Portfolio_1_and_baseline <- left_join(portfolio_1_returns,
baseline_returns_quarterly,
by = "date")
Portfolio_1_and_baseline
## # A tibble: 18 x 4
## # Groups: portfolio [?]
## portfolio date Ra Rb
## <int> <date> <dbl> <dbl>
## 1 1 2015-03-31 0.0495 0.00471
## 2 1 2015-06-30 0.0863 -0.00231
## 3 1 2015-09-30 -0.0446 -0.0694
## 4 1 2015-12-31 -0.0324 0.0645
## 5 1 2016-03-31 0.0451 0.00773
## 6 1 2016-06-30 0.0520 0.0190
## 7 1 2016-09-30 -0.0199 0.0331
## 8 1 2016-12-30 0.0807 0.0325
## 9 1 2017-03-31 0.113 0.0553
## 10 1 2017-06-30 -0.000393 0.0257
## 11 1 2017-09-29 0.0541 0.0396
## 12 1 2017-12-29 0.146 0.0612
## 13 1 2018-03-29 0.0188 -0.0122
## 14 1 2018-06-29 -0.0116 0.0293
## 15 1 2018-09-28 0.0643 0.0720
## 16 1 2018-12-31 -0.145 -0.140
## 17 1 2019-03-29 0.194 0.131
## 18 1 2019-04-24 0.0198 0.0328
Portfolio_1_and_baseline %>%
tq_performance(Ra = Ra, Rb = Rb, performance_fun = table.CAPM) %>%
t()
## [,1]
## portfolio 1.0000
## ActivePremium 0.0636
## Alpha 0.0153
## AnnualizedAlpha 0.0624
## Beta 1.0264
## Beta- 1.5214
## Beta+ 1.2016
## Correlation 0.7680
## Correlationp-value 0.0002
## InformationRatio 0.6456
## R-squared 0.5898
## TrackingError 0.0985
## TreynorRatio 0.1413
Portfolio_2_and_baseline <- left_join(portfolio_2_returns,
baseline_returns_quarterly,
by = "date")
Portfolio_2_and_baseline
## # A tibble: 18 x 4
## # Groups: portfolio [?]
## portfolio date Ra Rb
## <int> <date> <dbl> <dbl>
## 1 1 2015-03-31 0.0284 0.00471
## 2 1 2015-06-30 -0.00630 -0.00231
## 3 1 2015-09-30 -0.0596 -0.0694
## 4 1 2015-12-31 0.0764 0.0645
## 5 1 2016-03-31 0.0346 0.00773
## 6 1 2016-06-30 0.0191 0.0190
## 7 1 2016-09-30 0.0107 0.0331
## 8 1 2016-12-30 0.0592 0.0325
## 9 1 2017-03-31 0.0795 0.0553
## 10 1 2017-06-30 -0.0381 0.0257
## 11 1 2017-09-29 0.136 0.0396
## 12 1 2017-12-29 0.00582 0.0612
## 13 1 2018-03-29 -0.0435 -0.0122
## 14 1 2018-06-29 0.0405 0.0293
## 15 1 2018-09-28 -0.00520 0.0720
## 16 1 2018-12-31 -0.108 -0.140
## 17 1 2019-03-29 0.148 0.131
## 18 1 2019-04-24 0.0519 0.0328
Portfolio_2_and_baseline %>%
tq_performance(Ra = Ra, Rb = Rb, performance_fun = table.CAPM) %>%
t()
## [,1]
## portfolio 1.0000
## ActivePremium 0.0092
## Alpha 0.0050
## AnnualizedAlpha 0.0202
## Beta 0.8825
## Beta- 0.6361
## Beta+ 0.8057
## Correlation 0.7831
## Correlationp-value 0.0001
## InformationRatio 0.1130
## R-squared 0.6133
## TrackingError 0.0818
## TreynorRatio 0.1027
Portfolio 1 Beta: 1.0264 Portfolio 2 Beta: 0.8825
Beta is the volatility of a stock, or how much a stock’s return would be expected to change.
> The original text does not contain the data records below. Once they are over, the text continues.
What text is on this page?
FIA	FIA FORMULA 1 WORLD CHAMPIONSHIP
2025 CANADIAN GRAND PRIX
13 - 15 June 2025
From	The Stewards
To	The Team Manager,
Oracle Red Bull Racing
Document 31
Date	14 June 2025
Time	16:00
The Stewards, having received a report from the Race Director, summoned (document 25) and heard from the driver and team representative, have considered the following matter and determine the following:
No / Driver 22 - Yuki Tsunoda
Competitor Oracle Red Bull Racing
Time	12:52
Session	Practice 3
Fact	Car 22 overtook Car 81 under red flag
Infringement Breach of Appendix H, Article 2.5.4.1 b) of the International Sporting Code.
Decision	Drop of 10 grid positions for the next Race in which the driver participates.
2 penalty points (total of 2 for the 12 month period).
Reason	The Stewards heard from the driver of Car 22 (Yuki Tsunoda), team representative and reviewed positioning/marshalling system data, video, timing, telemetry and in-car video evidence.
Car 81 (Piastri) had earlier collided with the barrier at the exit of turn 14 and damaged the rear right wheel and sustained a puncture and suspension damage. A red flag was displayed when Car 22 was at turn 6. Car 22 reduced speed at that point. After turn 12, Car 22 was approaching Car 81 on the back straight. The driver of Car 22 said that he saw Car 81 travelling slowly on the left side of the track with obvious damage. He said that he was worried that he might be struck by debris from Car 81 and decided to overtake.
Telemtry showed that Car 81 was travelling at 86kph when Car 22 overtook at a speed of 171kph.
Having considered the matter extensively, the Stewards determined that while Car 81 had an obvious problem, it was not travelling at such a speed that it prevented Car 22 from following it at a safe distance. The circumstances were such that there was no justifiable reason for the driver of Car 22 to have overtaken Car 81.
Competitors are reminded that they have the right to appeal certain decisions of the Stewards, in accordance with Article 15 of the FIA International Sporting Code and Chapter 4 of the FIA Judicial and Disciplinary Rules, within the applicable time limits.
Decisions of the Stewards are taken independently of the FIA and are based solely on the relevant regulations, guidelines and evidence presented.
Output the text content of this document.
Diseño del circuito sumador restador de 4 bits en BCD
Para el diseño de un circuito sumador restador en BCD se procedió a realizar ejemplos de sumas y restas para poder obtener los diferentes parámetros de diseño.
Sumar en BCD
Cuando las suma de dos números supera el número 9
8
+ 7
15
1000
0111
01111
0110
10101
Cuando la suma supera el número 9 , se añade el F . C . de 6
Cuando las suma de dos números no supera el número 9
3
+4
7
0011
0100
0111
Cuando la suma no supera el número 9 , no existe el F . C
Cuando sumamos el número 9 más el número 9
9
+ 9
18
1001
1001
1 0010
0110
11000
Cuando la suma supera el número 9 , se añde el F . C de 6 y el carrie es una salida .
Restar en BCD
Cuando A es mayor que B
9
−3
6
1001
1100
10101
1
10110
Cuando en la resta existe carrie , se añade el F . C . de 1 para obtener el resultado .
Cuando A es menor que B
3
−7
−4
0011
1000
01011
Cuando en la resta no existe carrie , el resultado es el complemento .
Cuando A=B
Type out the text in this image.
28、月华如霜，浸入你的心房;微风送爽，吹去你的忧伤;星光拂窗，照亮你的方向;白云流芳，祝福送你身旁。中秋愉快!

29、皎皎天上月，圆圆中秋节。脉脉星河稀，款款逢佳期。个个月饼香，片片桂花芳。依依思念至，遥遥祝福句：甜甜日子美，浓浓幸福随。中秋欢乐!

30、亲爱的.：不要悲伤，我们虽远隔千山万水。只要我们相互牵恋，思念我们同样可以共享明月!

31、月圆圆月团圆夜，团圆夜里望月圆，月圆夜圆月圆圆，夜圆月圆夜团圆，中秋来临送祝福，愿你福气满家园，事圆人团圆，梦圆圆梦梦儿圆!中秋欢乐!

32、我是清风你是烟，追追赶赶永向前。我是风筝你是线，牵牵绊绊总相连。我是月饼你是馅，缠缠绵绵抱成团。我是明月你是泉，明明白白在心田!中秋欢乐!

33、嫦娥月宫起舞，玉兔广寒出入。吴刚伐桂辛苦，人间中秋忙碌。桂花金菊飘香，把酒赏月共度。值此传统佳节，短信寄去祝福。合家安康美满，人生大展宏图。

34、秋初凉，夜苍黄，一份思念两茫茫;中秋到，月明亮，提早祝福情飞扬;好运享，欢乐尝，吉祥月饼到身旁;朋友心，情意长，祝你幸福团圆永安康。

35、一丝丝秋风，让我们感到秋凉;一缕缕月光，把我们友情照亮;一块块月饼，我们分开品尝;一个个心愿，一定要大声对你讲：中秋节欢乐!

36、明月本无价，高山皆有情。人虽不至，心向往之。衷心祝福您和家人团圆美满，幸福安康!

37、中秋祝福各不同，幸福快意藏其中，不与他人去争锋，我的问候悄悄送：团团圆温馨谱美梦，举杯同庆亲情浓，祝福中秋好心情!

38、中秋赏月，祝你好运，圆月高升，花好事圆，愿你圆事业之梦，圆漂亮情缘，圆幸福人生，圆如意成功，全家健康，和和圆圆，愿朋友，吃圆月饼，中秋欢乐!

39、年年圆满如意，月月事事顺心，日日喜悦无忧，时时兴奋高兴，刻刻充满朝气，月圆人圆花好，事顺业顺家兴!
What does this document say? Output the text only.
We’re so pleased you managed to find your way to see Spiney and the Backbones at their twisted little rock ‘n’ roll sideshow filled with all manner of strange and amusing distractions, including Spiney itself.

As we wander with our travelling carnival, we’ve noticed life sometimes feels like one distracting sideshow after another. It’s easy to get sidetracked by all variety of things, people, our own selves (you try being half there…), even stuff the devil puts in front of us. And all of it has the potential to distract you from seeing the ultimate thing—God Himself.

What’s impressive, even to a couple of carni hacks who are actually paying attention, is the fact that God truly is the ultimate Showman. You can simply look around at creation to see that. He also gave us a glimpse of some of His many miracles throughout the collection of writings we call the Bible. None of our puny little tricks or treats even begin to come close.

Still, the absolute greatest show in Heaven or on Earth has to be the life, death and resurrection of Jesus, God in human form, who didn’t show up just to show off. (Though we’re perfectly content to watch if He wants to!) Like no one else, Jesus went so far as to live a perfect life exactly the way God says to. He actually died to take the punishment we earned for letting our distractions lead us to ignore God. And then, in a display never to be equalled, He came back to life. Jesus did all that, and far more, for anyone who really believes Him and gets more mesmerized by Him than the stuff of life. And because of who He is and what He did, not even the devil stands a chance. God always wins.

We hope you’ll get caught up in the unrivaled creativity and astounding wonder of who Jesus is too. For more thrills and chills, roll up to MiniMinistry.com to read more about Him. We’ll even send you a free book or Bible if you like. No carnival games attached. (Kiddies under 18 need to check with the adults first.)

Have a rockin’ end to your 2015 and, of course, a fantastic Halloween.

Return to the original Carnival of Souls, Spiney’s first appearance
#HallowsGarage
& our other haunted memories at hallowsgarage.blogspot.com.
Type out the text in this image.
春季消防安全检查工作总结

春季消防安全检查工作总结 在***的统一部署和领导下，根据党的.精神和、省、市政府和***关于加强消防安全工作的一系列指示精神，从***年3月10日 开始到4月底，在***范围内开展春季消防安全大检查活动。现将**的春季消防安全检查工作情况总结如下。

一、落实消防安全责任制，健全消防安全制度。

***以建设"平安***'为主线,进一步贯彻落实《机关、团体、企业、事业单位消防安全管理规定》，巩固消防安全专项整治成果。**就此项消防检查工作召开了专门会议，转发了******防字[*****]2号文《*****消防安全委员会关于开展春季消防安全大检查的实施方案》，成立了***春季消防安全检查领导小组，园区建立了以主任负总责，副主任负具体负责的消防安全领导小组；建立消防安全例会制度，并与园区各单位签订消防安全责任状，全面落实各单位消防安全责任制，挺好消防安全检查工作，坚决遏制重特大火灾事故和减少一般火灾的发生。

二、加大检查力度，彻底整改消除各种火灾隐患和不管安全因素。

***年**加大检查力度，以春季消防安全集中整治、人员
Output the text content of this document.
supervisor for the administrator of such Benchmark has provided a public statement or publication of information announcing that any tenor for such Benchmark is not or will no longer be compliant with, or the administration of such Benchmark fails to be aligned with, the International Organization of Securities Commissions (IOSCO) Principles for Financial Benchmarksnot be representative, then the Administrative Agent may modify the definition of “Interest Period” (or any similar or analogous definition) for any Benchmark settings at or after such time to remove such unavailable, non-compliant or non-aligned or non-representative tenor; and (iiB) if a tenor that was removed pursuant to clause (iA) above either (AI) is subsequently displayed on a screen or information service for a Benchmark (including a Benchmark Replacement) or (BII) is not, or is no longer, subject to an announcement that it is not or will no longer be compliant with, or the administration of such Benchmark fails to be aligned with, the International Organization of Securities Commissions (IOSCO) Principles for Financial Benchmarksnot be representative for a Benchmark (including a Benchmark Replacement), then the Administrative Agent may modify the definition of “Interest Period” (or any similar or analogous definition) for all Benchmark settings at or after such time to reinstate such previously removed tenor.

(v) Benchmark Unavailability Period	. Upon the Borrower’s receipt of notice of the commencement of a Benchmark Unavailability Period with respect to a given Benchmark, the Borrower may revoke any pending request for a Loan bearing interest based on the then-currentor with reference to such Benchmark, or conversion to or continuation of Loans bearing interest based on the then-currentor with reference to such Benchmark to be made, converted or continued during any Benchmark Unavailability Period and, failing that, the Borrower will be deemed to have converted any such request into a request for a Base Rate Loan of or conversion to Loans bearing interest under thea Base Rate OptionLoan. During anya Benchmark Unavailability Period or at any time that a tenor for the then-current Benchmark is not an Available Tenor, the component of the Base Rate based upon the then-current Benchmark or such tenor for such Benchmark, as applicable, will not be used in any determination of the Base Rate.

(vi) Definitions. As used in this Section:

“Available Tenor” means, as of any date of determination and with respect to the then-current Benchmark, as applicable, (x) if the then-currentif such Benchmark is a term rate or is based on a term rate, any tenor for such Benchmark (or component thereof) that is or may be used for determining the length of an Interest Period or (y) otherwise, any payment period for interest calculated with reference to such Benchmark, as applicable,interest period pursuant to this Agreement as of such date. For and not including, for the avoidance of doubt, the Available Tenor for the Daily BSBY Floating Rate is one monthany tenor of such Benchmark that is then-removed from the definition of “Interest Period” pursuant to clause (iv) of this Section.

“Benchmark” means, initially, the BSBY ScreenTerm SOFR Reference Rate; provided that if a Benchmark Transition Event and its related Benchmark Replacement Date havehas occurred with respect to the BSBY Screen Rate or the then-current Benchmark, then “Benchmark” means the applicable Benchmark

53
Beta is way to measure the risk of a stock in terms of its expected returns. The higher the Beta, the more risky the stock is. Portfolio 1 had a higher Beta than Portfolio 2, meaning that Portfolio 1 is more volatile and Portfolio 2 is less volatile.
Portfolio 1 Alpha: 0.0153 Portfolio 2 Alpha: 0.0050
When looking at Alpha, you can see how much better the portfolio did than the market benchmark. Portfolio 1 had a higher Alpha than Portfolio 2 at .0153, meaning that Portfolio 1 outperformed the S&P by 1.53%. Portfolio 2 had an Alpha of .0050, meaning that it outperformed the S&P 500 by 0.50%. Portfolio 1 outperformed Portfolio 2 by a greater amount.
Portfolio 1 would be our choice as an investment, as it provides higher returns with similar risks.